Member of the Washington Senate from the 39th district
- In office January 3, 1997 – January 3, 2013
- Preceded by: Kevin Quigley
- Succeeded by: Kirk Pearson

Personal details
- Party: Republican
- Spouse: Keith
- Children: 2
- Occupation: Politician
- Other names: Valera Stevens, Valera A. Stevens

= Val Stevens =

American politician from Washington

Valera A. Stevens is an American politician from Washington. Stevens is a Republican and a former member of the Washington House of Representatives and Washington State Senate.

== Career ==
Stevens is an interior decorator.

On November 3, 1992, Stevens won the election and became a Republican member of Washington House of Representatives for District 39, Position 1. Stevens defeated Dennis Lebow with 52.44% of the votes. On November 8, 1994, as an incumbent, Stevens won the election and continued serving District 39, Position 1. Stevens defeated Steve Hobbs with 63.84% of the votes.

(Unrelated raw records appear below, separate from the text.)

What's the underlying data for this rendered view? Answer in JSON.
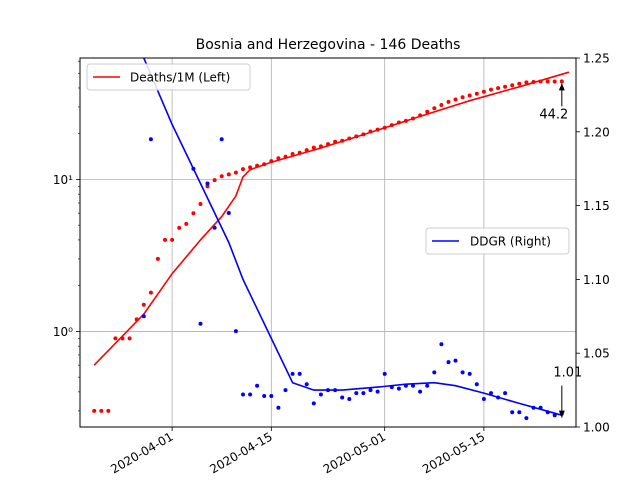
{
  "chart_data": {
    "type": "line",
    "title": "Bosnia and Herzegovina - 146 Deaths",
    "xlabel": "",
    "ylabel": "",
    "x_range": [
      "2020-03-19",
      "2020-05-28"
    ],
    "x_ticks": [
      "2020-04-01",
      "2020-04-15",
      "2020-05-01",
      "2020-05-15"
    ],
    "left_axis": {
      "scale": "log",
      "ylim": [
        0.235,
        63
      ],
      "ticks": [
        {
          "value": 1,
          "label": "10⁰"
        },
        {
          "value": 10,
          "label": "10¹"
        }
      ]
    },
    "right_axis": {
      "scale": "linear",
      "ylim": [
        1.0,
        1.25
      ],
      "ticks": [
        "1.00",
        "1.05",
        "1.10",
        "1.15",
        "1.20",
        "1.25"
      ]
    },
    "grid": true,
    "legend_left": {
      "position": "upper-left",
      "label": "Deaths/1M (Left)",
      "color": "#ff0000"
    },
    "legend_right": {
      "position": "center-right",
      "label": "DDGR (Right)",
      "color": "#0000ff"
    },
    "series": [
      {
        "name": "Deaths/1M (Left)",
        "axis": "left",
        "color": "#ff0000",
        "points_x": [
          "2020-03-21",
          "2020-03-22",
          "2020-03-23",
          "2020-03-24",
          "2020-03-25",
          "2020-03-26",
          "2020-03-27",
          "2020-03-28",
          "2020-03-29",
          "2020-03-30",
          "2020-03-31",
          "2020-04-01",
          "2020-04-02",
          "2020-04-03",
          "2020-04-04",
          "2020-04-05",
          "2020-04-06",
          "2020-04-07",
          "2020-04-08",
          "2020-04-09",
          "2020-04-10",
          "2020-04-11",
          "2020-04-12",
          "2020-04-13",
          "2020-04-14",
          "2020-04-15",
          "2020-04-16",
          "2020-04-17",
          "2020-04-18",
          "2020-04-19",
          "2020-04-20",
          "2020-04-21",
          "2020-04-22",
          "2020-04-23",
          "2020-04-24",
          "2020-04-25",
          "2020-04-26",
          "2020-04-27",
          "2020-04-28",
          "2020-04-29",
          "2020-04-30",
          "2020-05-01",
          "2020-05-02",
          "2020-05-03",
          "2020-05-04",
          "2020-05-05",
          "2020-05-06",
          "2020-05-07",
          "2020-05-08",
          "2020-05-09",
          "2020-05-10",
          "2020-05-11",
          "2020-05-12",
          "2020-05-13",
          "2020-05-14",
          "2020-05-15",
          "2020-05-16",
          "2020-05-17",
          "2020-05-18",
          "2020-05-19",
          "2020-05-20",
          "2020-05-21",
          "2020-05-22",
          "2020-05-23",
          "2020-05-24",
          "2020-05-25",
          "2020-05-26"
        ],
        "points_y": [
          0.3,
          0.3,
          0.3,
          0.9,
          0.9,
          0.9,
          1.2,
          1.5,
          1.8,
          3.0,
          4.0,
          4.0,
          4.8,
          5.1,
          6.0,
          6.9,
          9.0,
          9.9,
          10.5,
          10.8,
          11.1,
          11.7,
          12.0,
          12.3,
          12.6,
          13.2,
          13.8,
          14.1,
          14.7,
          15.0,
          15.6,
          16.2,
          16.5,
          17.1,
          17.7,
          18.0,
          18.6,
          19.2,
          19.8,
          20.7,
          21.3,
          21.9,
          22.8,
          23.7,
          24.3,
          25.2,
          26.4,
          27.9,
          29.4,
          30.9,
          32.4,
          33.6,
          34.8,
          35.7,
          36.6,
          37.8,
          39.0,
          39.9,
          40.8,
          41.7,
          42.6,
          43.5,
          43.8,
          44.1,
          44.1,
          44.1,
          44.2
        ],
        "fit_x": [
          "2020-03-21",
          "2020-03-28",
          "2020-04-01",
          "2020-04-05",
          "2020-04-08",
          "2020-04-10",
          "2020-04-11",
          "2020-04-12",
          "2020-04-15",
          "2020-04-22",
          "2020-04-29",
          "2020-05-06",
          "2020-05-13",
          "2020-05-20",
          "2020-05-27"
        ],
        "fit_y": [
          0.6,
          1.3,
          2.4,
          4.0,
          5.7,
          7.8,
          10.4,
          11.6,
          13.0,
          16.1,
          20.4,
          26.0,
          33.0,
          40.7,
          50.8
        ]
      },
      {
        "name": "DDGR (Right)",
        "axis": "right",
        "color": "#0000ff",
        "points_x": [
          "2020-03-28",
          "2020-03-29",
          "2020-04-04",
          "2020-04-05",
          "2020-04-06",
          "2020-04-07",
          "2020-04-08",
          "2020-04-09",
          "2020-04-10",
          "2020-04-11",
          "2020-04-12",
          "2020-04-13",
          "2020-04-14",
          "2020-04-15",
          "2020-04-16",
          "2020-04-17",
          "2020-04-18",
          "2020-04-19",
          "2020-04-20",
          "2020-04-21",
          "2020-04-22",
          "2020-04-23",
          "2020-04-24",
          "2020-04-25",
          "2020-04-26",
          "2020-04-27",
          "2020-04-28",
          "2020-04-29",
          "2020-04-30",
          "2020-05-01",
          "2020-05-02",
          "2020-05-03",
          "2020-05-04",
          "2020-05-05",
          "2020-05-06",
          "2020-05-07",
          "2020-05-08",
          "2020-05-09",
          "2020-05-10",
          "2020-05-11",
          "2020-05-12",
          "2020-05-13",
          "2020-05-14",
          "2020-05-15",
          "2020-05-16",
          "2020-05-17",
          "2020-05-18",
          "2020-05-19",
          "2020-05-20",
          "2020-05-21",
          "2020-05-22",
          "2020-05-23",
          "2020-05-24",
          "2020-05-25",
          "2020-05-26"
        ],
        "points_y": [
          1.075,
          1.195,
          1.175,
          1.07,
          1.165,
          1.135,
          1.195,
          1.145,
          1.065,
          1.022,
          1.022,
          1.028,
          1.021,
          1.021,
          1.013,
          1.025,
          1.036,
          1.036,
          1.029,
          1.016,
          1.022,
          1.025,
          1.025,
          1.02,
          1.019,
          1.023,
          1.023,
          1.025,
          1.024,
          1.036,
          1.027,
          1.026,
          1.028,
          1.028,
          1.024,
          1.028,
          1.037,
          1.056,
          1.044,
          1.045,
          1.037,
          1.036,
          1.029,
          1.019,
          1.023,
          1.02,
          1.023,
          1.01,
          1.01,
          1.006,
          1.013,
          1.013,
          1.01,
          1.008,
          1.009
        ],
        "fit_x": [
          "2020-03-28",
          "2020-04-01",
          "2020-04-05",
          "2020-04-09",
          "2020-04-11",
          "2020-04-15",
          "2020-04-18",
          "2020-04-21",
          "2020-04-25",
          "2020-04-30",
          "2020-05-04",
          "2020-05-08",
          "2020-05-11",
          "2020-05-15",
          "2020-05-20",
          "2020-05-26"
        ],
        "fit_y": [
          1.25,
          1.205,
          1.165,
          1.125,
          1.1,
          1.06,
          1.03,
          1.025,
          1.025,
          1.027,
          1.029,
          1.03,
          1.028,
          1.023,
          1.016,
          1.008
        ]
      }
    ],
    "annotations": [
      {
        "text": "44.2",
        "x": "2020-05-26",
        "y": 44.2,
        "axis": "left"
      },
      {
        "text": "1.01",
        "x": "2020-05-26",
        "y": 1.005,
        "axis": "right"
      }
    ]
  }
}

On November 5, 1996, Stevens won the election and became a Republican member of Washington State Senate for District 39. Stevens defeated Patricia Patterson with 55.23% of the votes. On November 7, 2000, as an incumbent, Stevens won the election and continued serving District 39. Stevens defeated Freda Smith and Craig Chase with 54.94% of the votes. On November 2, 2004, as an incumbent, Stevens won the election and continued serving District 39. Stevens defeated Susanne Olson with 54.33% of the votes. On November 4, 2008, as an incumbent, Stevens won the election and continued serving District 39. Stevens defeated Fred Walser with 58.55% of the votes.

== Personal life ==
Stevens' husband is Keith. They have two children. Stevens and her family live in Olympia, Washington.